但只是,次日一早起來,便傳出了女皇生病的訊息。
女皇病著,食醫也要知曉病情才好準備相應的藥膳。
程尚食把杜清檀帶著去了女皇的住處,聽聞乃是風寒,卻也不敢掉以輕心。
畢竟這位年紀大了,七十好幾,一個不小心,風寒也會致命。
杜清檀正看著脈案,張氏兄弟和梁王便一前一後地走了進來,都在問女皇的病情。
張五郎不露痕跡地看了杜清檀一眼,假裝不在意地問梁王:「聽聞殿下昨夜腹瀉,可好些了?」
「有勞五郎掛念,已是好多了。」梁王不是很高興地道:「杜典藥開的方子,還能有錯?」
明明是挖苦,杜清檀卻把它當作誇獎,低眉頷首:「殿下謬讚,下官慚愧。」
梁王懶得理她,這種無恥之徒,打不得卻又離不得,和她計較就是浪費精神。
這情形落到張五郎眼中,卻又是另一種感覺。
怎麼看,都像是梁王刻意在聖人面前遮掩撇清他與杜清檀的關係。
畢竟,杜清檀乃是聖人信重的食醫,與外臣關係密切可不是什麼好事兒。
張五郎自認為看清楚了這段關係,便放下了對杜清檀的那點念想。
他之前不過看她年輕美貌又有特色,便想嚐嚐鮮。
既然她有梁王護著,他便換個人選好了。
美人多的是,不值當為了這麼點事與梁王交惡。
於是,張五郎哈哈一笑,轉身走了,再不曾多看杜清檀一眼。
杜清檀由衷鬆了一口氣,這番借勢,效果不錯。
接下來,她只要穩住,就能全身而退。
然而女皇的病卻是越來越嚴重,連續發熱不退,臥床不起。
這可把人嚇壞了,畢竟一旦女皇駕崩,朝政必然震盪不安,他們這群隨扈之人便都可以去死了。

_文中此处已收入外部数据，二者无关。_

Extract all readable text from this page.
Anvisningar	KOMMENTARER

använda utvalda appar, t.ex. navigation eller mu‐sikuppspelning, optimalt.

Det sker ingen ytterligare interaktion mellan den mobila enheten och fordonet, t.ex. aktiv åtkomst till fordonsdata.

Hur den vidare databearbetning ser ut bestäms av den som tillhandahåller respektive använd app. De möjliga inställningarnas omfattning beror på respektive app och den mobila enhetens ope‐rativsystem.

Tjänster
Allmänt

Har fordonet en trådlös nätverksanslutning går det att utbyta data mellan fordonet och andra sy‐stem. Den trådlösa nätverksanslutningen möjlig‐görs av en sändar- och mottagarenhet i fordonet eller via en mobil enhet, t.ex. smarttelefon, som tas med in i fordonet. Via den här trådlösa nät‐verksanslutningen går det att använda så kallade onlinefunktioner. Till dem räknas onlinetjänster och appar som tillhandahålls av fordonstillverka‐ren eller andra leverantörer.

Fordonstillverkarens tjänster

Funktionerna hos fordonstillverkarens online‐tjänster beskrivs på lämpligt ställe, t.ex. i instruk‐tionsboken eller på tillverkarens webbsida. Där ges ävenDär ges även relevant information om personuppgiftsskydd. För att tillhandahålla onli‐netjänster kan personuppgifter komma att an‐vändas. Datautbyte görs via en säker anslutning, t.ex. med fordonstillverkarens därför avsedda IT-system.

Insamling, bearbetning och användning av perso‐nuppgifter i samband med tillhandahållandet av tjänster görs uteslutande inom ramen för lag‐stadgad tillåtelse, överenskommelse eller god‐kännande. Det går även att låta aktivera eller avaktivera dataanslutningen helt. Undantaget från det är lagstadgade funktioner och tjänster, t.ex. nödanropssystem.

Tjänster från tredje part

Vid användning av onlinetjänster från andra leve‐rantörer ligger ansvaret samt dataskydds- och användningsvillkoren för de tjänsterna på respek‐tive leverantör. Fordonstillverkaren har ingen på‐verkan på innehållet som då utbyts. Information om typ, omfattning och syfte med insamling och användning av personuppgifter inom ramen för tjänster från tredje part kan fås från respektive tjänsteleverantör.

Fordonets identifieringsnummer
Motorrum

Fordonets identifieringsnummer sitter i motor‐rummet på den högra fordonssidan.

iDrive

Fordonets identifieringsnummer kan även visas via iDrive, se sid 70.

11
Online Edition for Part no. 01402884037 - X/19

其中最為驚恐的人又屬張五郎,原因無他,女皇生病前夜,是他纏著女皇玩樂了半宿。
一早起來,女皇就發了病,若是細究,便是他的錯,所謂禍國殃民,男顏禍水,都是他。
抄家滅族不過旦夕之間。
驚恐之中,他便生出來一條毒計。
傍晚,杜清檀正在為女皇熬製粥品,忽見五六個宦官大步而來,厲聲道:「誰是杜清檀?」
喧鬧的廚房一下子靜止了,所有人都看向杜清檀。
那幾個宦官立刻走上前來,冷笑道:「杜典藥,有件事要問你,跟咱們走一趟吧。」
宋大娘和嶽麗娘對視一眼,一個跑去給程尚食報信,一個上前詢問。
嶽麗娘擋在杜清檀的面前:「怎麼回事呀?你們是哪裡的人?誰下的命令?」
為首的宦官冷笑道:「自然是聖人下的令,令牌在此,誰敢阻攔便是同謀!」
嶽麗娘回頭看向杜清檀,不知所措。